Friday, December 11, 2009 1 comments

ashton kutcher.

i think it was mother teresa who said "may God break my heart so completely that the whole world falls in". i used to pray this prayer, like a good social worker, but after a while i realized...the whole world is pretty freakin huge and that actually hurts...alot. once God starts to crack your heart open to fit people in, it feels like He will never stop. (and i get images of all of my middle school classmates cranking their palate expanders, as the gap between their front teeth grew ever wider. i always wondered if they cranked too quickly if their head would split in two, right up between the eyebrows) and if He doesn't stop, where do i begin? who do i help?how do i help the refugees in Lynn but ignore all of the homeless people i pass on my way there? how do i focus on them when overseas, there's villages of girls brought into sexual slavery? and the crack babies and the lonely old men and the battered women and the crippled children....it never ends. IT NEVER ENDS.


for assistance addressing this particular overwhelmtion (yes, i made up that word), i'd like to defer to my good friend ashton kutcher and his co-star from The Guardian, kevin costner. (and my only viewing of this movie was also the first time my now-husband, then-"he's so dreamy!" put his arm around me, so forgive me if the details are blurry.) quick overview: the movie is about rescue divers. the people who - if you are stupid enough to get caught kayaking on the open sea in a hurricaine - will jump out of a helicopter to save your foolish self. so ashton (cocky, insubordinate trainee) is asking kevin (troubled, seen-it-all veteran trainer) how he decides who to save when there's more than one person drowning. 


and kevin, in his simple drawling wisdom says 
It's probably different for everybody. Its kind of simple for me though. I just, I take the first one I come to or the weakest one in the group and then I swim as fast and as hard as I can for as long as I can. And the sea takes the rest.
ashton thinks about this for a while and they have a real heavy moment. and the camera is zooming in on their serious eyes and capturing all the meaning in the room and ashton asks:

do you think i'm ready?
if i did not think you were ready, i would not drop you in the Bering Sea.
sometimes it feels like there's too much hurt in this world and if i come across one more hurting person, my heart is going to crack in half and fall to my butt. so when i start to feel the overwhelmtion take over, when i start to feel like i'm in the bering sea, surrounded by drowning people, i have to remember - i have to trust that God wouldn't drop me out here if i wasn't ready. i have to focus on the ones closest to me, the ones who are the weakest. i need to love them as hard as i can and as long as i can and keep swimming until He takes me back up. (too many metaphors?)

but here's the thing. i have to also trust that He's dropped other people in with me and we are all trusting swimming and loving the hell out of those around us. i have to believe that like frenchpressedfridays says, God has come to each of us with a vision for our lives and like mary, we have the choice to say no thanks or to say "my soul magnifies the Lord." we're all dropped in a specific area of the bering sea with a specific set of talents, abilities and passions that we are supposed to use.

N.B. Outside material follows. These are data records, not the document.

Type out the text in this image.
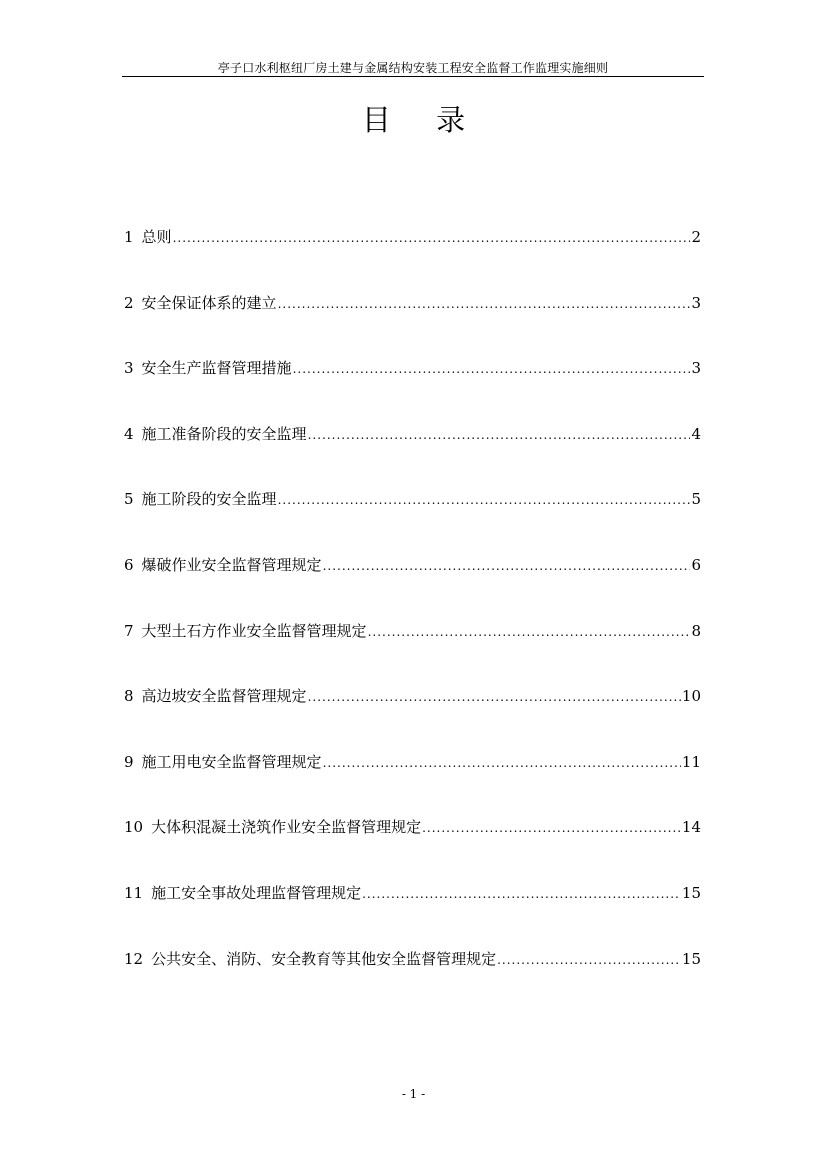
亭子口水利枢纽厂房土建与金属结构安装工程安全监督工作监理实施细则
目 录
1 总则 .....	2
2 安全保证体系的建立 .....	3
3 安全生产监督管理措施 .....	3
4 施工准备阶段的安全监理 .....	4
5 施工阶段的安全监理 .....	5
6 爆破作业安全监督管理规定 .....	6
7 大型土石方作业安全监督管理规定 .....	8
8 高边坡安全监督管理规定 .....	10
9 施工用电安全监督管理规定 .....	11
10 大体积混凝土浇筑作业安全监督管理规定 .....	14
11 施工安全事故处理监督管理规定 .....	15
12 公共安全、消防、安全教育等其他安全监督管理规定 .....	15
- 1 -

i have to believe this because there's too many drowning people out there for me not to believe this.

another wise person said that sometimes in a world that's bleeding out, all we can do is hold our palms over the wounds. so jump in, reach out and find a wound you can reach. find one that your individual hand fits. and hold on. 


so maybe mother teresa is right - maybe God will continue to stuff people into my heart until the day i die. but the thing is, i have to remember that i can't fix them all - i can't save them all. but i can swim around all day, every day "preggers with grace and truth".
0 comments

percolating.

there's a new post brewing in my head and it's ricocheted off of another blog. check out frenchpressedfridays in my "inspiration" tab and read the Dec. 6 "Preggers with Grace and Truth" posting.

percolate on that for a while. i will too and maybe post some thoughts of my own by the end of the day...
Thursday, December 3, 2009 3 comments

moths. gag.

today i was driving on the mass pike, gagging into the steering wheel. a text from my little brother:

" a moth just flew into my forehead and flittered its wings on my oily skin"
everyone has a phobia, right? mine just happens to be one of the lamest. don't ask me how it came about. it was a bizarre and admittedly stupid combination of the mothman prophecies, a nightmare, high school boys with a bug zapper and a perfumed visit to a butterfly farm. just thinking about their feathery little antennas....you know what- i can't even write about them. it's making me sick.

so, now that it's dark when i get home from work, i face the daily terror of The Threshold. Millions - ok dozens - ok like, 10 - moths gather on and flutter around the glass pane of our apartment landing. my dreaded task is to make it through the door without being
a) touched    b) landed on    c) followed.
because if they touch me i will vomit, if they land on me, they will either hide in my hair or worse, flutter near my ears (gagging) and if they follow me, they will either take a crack at option a or b or they will sneak into the apartment and get me once i fall asleep.
so far, i've successfully avoided all of the above through a trickily choreographed combination that goes like this:
....a 5-6-7-8... pep talk!don hood! full sprint! hit door! 360 through threshold! (a quick twirl is crucial as it is a successful anti-touch/anti-land maneuver as well as a vacuum generator to suck them back outside and squelch the possibility of being followed) simultaneous door slam! hair flip! (just in case) run up stairs without looking back! (make their little moth brains believe you are not afraid, just a spontaneous and bizarre dancer)

i have a point


even more essential than the quick twirl is the first step: my pep talk. without it, i would not have the courage to do my little dance. i think about the one moth in the wide multi-specied world of moths that does not make me gag. it is fictional. it is from lord of the rings (yes, i'm taking it there.) the one that visits gandalf when he is imprisoned (i swear i'm normal). it's so pretty and so helpful just as i'm wanting to turn off the movie due to depression. then gandalf whispers to it and sends it for help and saves the day etc etc etc.

i still have a point.
believe it or not, it qualifies as "commentary on the christian culture" (per my subtitle).

so i think about this one non-evil moth and convince myself that these gross, terrifying flittery insects on my door are friends with the gandalf moth and i have no need to be afraid. this lie usually lasts until mid-sprint and  momentum takes me from there.

i know there's alot of people who think of christians and want to gag. they've been traumatized by a series of bizarre and probably stupid encounters and now want nothing to do with anyone who calls themself a christian. they come up with complicated maneuvers to avoid these people.

but what if they met JUST ONE christian who didn't make them want to run in the other direction?

someone who was authentic. someone who didn't pretend they were perfect. someone who cared more about loving relationships than a checklist to live by. maybe it would change their entire life.

i started out writing this entry to say that i want to be that gandalf-moth-christian. but as i wrote down and thought about what that would look like, i thought meh, i'll probably screw up and ruin it.

and then i thought about jesus. most people i know who don't like christians have no problem with jesus - just the people who claim to represent Him. i think that to people who don't like christians i would like to say,

"ignore me. i'm human and although i'm trying to be more like jesus, i screw up all the time. but if you get to know jesus, i think you will feel differently toward christianity. in fact, it won't matter much at all how you feel about christianity. i think you (more importantly) will feel drawn to Him...much like a moth (gag) to a flame."